Rebuilding Place in the Urban Space

"A community’s physical form, rather than its land uses, is its most intrinsic and enduring characteristic." [Katz, EPA] This blog focuses on place and placemaking and all that makes it work--historic preservation, urban design, transportation, asset-based community development, arts & cultural development, commercial district revitalization, tourism & destination development, and quality of life advocacy--along with doses of civic engagement and good governance watchdogging.

Tuesday, March 25, 2008

Social infrastructure (community benefits)

Not too long ago, I wrote a revision of my thinking on community benefits issues, in the blog entry Community Benefits Agreements (revised).
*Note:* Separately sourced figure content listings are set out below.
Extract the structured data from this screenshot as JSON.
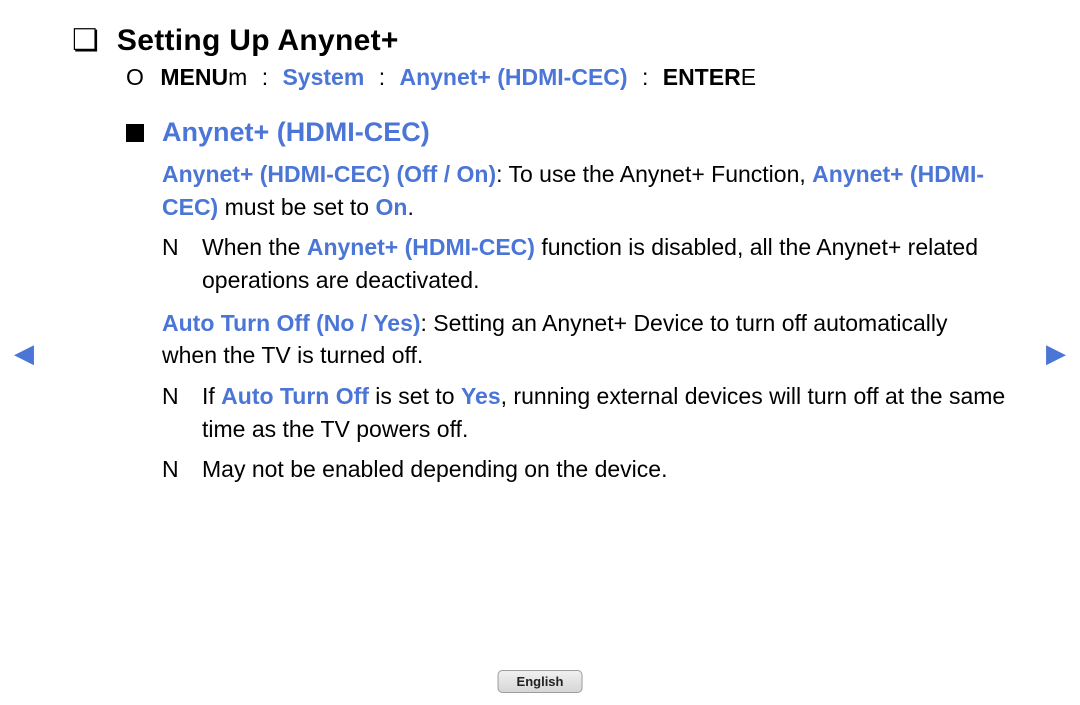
{
  "colors": {
    "accent_blue": "#4b75d6",
    "text_black": "#000000",
    "pill_bg_top": "#f0f0f0",
    "pill_bg_bottom": "#d6d6d6",
    "pill_border": "#9c9c9c"
  },
  "title": {
    "bullet": "❏",
    "text": "Setting Up Anynet+"
  },
  "breadcrumb": {
    "lead_icon": "O",
    "menu_label": "MENU",
    "menu_suffix": "m",
    "sep": ":",
    "system": "System",
    "anynet": "Anynet+ (HDMI-CEC)",
    "enter_label": "ENTER",
    "enter_suffix": "E"
  },
  "section": {
    "heading": "Anynet+ (HDMI-CEC)",
    "p1": {
      "lead_blue": "Anynet+ (HDMI-CEC) (Off / On)",
      "after_lead": ": To use the Anynet+ Function, ",
      "inline_blue": "Anynet+ (HDMI-CEC)",
      "mid": " must be set to ",
      "on_word": "On",
      "tail": "."
    },
    "note1": {
      "mark": "N",
      "pre": "When the ",
      "blue": "Anynet+ (HDMI-CEC)",
      "post": " function is disabled, all the Anynet+ related operations are deactivated."
    },
    "p2": {
      "lead_blue": "Auto Turn Off (No / Yes)",
      "after_lead": ": Setting an Anynet+ Device to turn off automatically when the TV is turned off."
    },
    "note2": {
      "mark": "N",
      "pre": "If ",
      "blue1": "Auto Turn Off",
      "mid1": " is set to ",
      "blue2": "Yes",
      "post": ", running external devices will turn off at the same time as the TV powers off."
    },
    "note3": {
      "mark": "N",
      "text": "May not be enabled depending on the device."
    }
  },
  "nav": {
    "left_glyph": "◀",
    "right_glyph": "▶"
  },
  "language_pill": "English"
}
According to the interview with Peter Newman, Vancouver, BC has taken this one step further. All development projects are required to devote 5% of the budget for a project to the enhancement of "social infrastructure." In most cities, such benefits usually kick in only when there are very specific zoning changes. From the interview:

Q: Done well: The spaces in between the buildings are important?

A. Very, very important. And this is what they do brilliantly in Vancouver. They do that with the community. This is the interesting dynamic.
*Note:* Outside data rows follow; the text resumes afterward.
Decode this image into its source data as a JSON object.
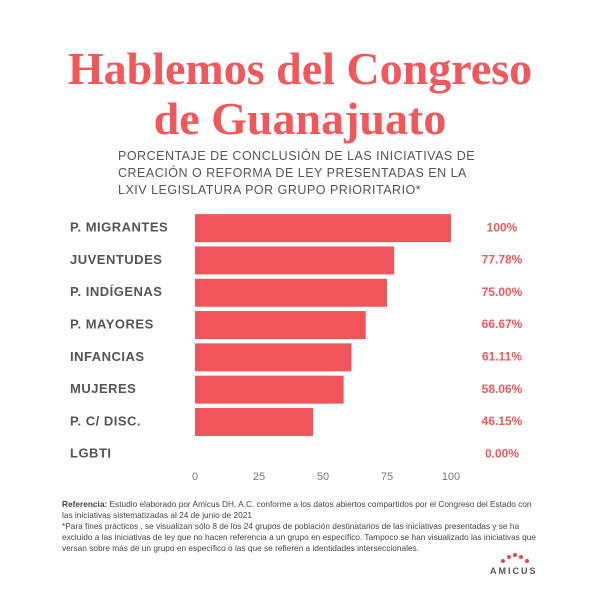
{
  "chart_data": {
    "type": "bar",
    "orientation": "horizontal",
    "title": [
      "Hablemos del Congreso",
      "de Guanajuato"
    ],
    "subtitle": "PORCENTAJE DE CONCLUSIÓN DE LAS  INICIATIVAS DE CREACIÓN O REFORMA DE LEY PRESENTADAS EN LA LXIV LEGISLATURA POR GRUPO PRIORITARIO*",
    "categories": [
      "P. MIGRANTES",
      "JUVENTUDES",
      "P. INDÍGENAS",
      "P. MAYORES",
      "INFANCIAS",
      "MUJERES",
      "P. C/ DISC.",
      "LGBTI"
    ],
    "values": [
      100,
      77.78,
      75.0,
      66.67,
      61.11,
      58.06,
      46.15,
      0.0
    ],
    "value_labels": [
      "100%",
      "77.78%",
      "75.00%",
      "66.67%",
      "61.11%",
      "58.06%",
      "46.15%",
      "0.00%"
    ],
    "color": "#f2545b",
    "xlim": [
      0,
      100
    ],
    "xticks": [
      0,
      25,
      50,
      75,
      100
    ],
    "grid": false
  },
  "footer": {
    "reference_label": "Referencia:",
    "reference_text": "Estudio elaborado por Amicus DH, A.C. conforme a los datos abiertos compartidos por el Congreso del Estado con las iniciativas sistematizadas al 24 de junio de 2021",
    "note": "*Para fines prácticos , se visualizan sólo 8 de los 24 grupos de población destinatarios de las iniciativas presentadas y se ha excluido a las iniciativas de ley que no hacen referencia a un grupo en específico. Tampoco se han visualizado las iniciativas que versan sobre más de un grupo en específico o las que se refieren a identidades interseccionales.",
    "logo": "AMICUS"
  }
}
Five percent of the cost of any new development goes into what they call social infrastructure - the space in between buildings. What you can do in landscaping, the cycle paths, the community centers...they've even built schools with it. But the local community decides what to do with it.
So if the local community has stake in density, there's no NIMBY there anymore: You want to go 40 stories? Well, maybe you could go to 50 stories, so we can have more money for our purposes.


It's a very different dynamic, which is why they've achieved high densities and very brilliant on the ground walkable neighborhoods.